Second, remote or hybrid work is a lot worse for creating new teams take on new tasks.

A 2021 Microsoft survey involving researchers at the University of California, Berkeley, which examined 60,000 anonymous employee messages and chats, found that the number of messages in teams increased significantly when employees tried to keep up with their colleagues, but that information sharing actually plummeted.

Remote work makes it more likely that people will sit in the teams they used to have and are much less likely to have conversations that could lead to knowledge sharing, Trimm said.

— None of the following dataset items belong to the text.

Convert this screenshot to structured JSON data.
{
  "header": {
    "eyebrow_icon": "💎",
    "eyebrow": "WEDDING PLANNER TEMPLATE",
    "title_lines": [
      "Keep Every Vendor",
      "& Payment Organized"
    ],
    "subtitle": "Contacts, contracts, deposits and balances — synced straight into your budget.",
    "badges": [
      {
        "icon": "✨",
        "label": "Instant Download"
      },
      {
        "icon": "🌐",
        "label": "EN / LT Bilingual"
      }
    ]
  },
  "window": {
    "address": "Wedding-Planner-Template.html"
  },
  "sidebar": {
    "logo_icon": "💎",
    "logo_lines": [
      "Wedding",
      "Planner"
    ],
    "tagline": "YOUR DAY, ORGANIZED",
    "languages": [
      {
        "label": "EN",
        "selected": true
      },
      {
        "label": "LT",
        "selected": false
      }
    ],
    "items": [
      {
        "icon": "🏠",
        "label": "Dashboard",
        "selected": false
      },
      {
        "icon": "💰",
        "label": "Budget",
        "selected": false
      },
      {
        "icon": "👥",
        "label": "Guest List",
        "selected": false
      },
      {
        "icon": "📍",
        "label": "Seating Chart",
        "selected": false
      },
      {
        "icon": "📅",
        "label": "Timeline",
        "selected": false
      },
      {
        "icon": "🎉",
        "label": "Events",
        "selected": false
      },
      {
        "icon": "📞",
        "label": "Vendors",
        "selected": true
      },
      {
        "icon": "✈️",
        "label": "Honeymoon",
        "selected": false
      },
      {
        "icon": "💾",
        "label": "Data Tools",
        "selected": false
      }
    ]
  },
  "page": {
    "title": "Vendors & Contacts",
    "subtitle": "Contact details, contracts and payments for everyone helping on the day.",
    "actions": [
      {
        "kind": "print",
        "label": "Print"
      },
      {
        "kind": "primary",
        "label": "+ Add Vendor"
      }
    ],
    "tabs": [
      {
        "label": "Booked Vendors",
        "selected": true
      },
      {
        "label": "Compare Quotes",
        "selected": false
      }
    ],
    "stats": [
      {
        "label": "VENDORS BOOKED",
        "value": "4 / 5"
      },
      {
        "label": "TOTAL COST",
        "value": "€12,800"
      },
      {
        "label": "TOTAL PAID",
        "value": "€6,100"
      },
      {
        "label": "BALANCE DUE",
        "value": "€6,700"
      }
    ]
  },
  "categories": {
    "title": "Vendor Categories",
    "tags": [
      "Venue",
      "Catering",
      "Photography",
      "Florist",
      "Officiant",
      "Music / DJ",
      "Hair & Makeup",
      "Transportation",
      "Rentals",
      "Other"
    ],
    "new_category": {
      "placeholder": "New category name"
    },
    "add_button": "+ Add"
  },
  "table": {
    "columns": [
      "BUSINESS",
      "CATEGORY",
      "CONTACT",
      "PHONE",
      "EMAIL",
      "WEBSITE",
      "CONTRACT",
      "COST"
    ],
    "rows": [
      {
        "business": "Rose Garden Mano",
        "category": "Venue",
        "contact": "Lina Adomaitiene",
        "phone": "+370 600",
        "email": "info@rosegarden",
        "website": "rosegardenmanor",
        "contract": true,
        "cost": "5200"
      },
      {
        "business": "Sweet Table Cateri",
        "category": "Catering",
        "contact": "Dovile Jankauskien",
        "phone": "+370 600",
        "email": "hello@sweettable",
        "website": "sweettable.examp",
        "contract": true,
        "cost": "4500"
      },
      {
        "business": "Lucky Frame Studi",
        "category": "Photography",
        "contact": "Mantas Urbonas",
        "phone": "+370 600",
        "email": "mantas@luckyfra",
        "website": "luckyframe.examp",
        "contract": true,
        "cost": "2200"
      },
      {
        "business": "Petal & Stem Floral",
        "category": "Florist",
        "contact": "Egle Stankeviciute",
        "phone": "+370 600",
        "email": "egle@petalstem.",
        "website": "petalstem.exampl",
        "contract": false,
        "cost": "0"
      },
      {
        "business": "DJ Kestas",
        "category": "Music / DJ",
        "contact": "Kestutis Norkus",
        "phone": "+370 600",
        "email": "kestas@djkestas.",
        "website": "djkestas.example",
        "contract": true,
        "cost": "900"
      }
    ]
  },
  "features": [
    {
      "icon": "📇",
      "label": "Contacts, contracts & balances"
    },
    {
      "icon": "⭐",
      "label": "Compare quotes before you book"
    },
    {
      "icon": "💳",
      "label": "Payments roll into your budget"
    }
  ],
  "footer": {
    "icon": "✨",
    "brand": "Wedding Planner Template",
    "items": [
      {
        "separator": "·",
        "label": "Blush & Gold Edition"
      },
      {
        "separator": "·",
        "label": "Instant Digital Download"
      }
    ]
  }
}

“The study found that while people can still do the ‘hard work of sending emails and creating spreadsheets from anywhere’, the most important part of the office is the ‘soft work’ – the chat and informal communication that creates long-term trust and are fundamental to the company’s innovation.’

Other studies have come to a similar conclusion.

Earlier this year, researchers at the Massachusetts Institute of Technology and the University of California, Los Angeles, used smartphone geolocation data and matched it with patent citations from individual firms, Trimm said.

“They concluded that the first with the most personal interactions also had the most patent citations, clearly showing that innovation happens in person.

Third, and very related, telecommuting is a lot worse for generating new ideas.

A study by Columbia Business School and Stanford Graduate School of Management used 1,500 engineers to analyze whether virtual teams could brainstorm as creatively as in-person teams.

“Engineers who worked virtually generated fewer shared ideas, and external evaluators rated their ideas as significantly less creative than those from in-person teams,” Trimm said.

“Successful collaboration requires trust and a kind of intimacy that’s hard to build on a Zoom call,” Trim noted.

“The debate over telecommuting has become highly polarized between those who see it as an uncritical necessity and those who see it as a killer of culture and innovation. But it’s definitely worth noting what the study says.”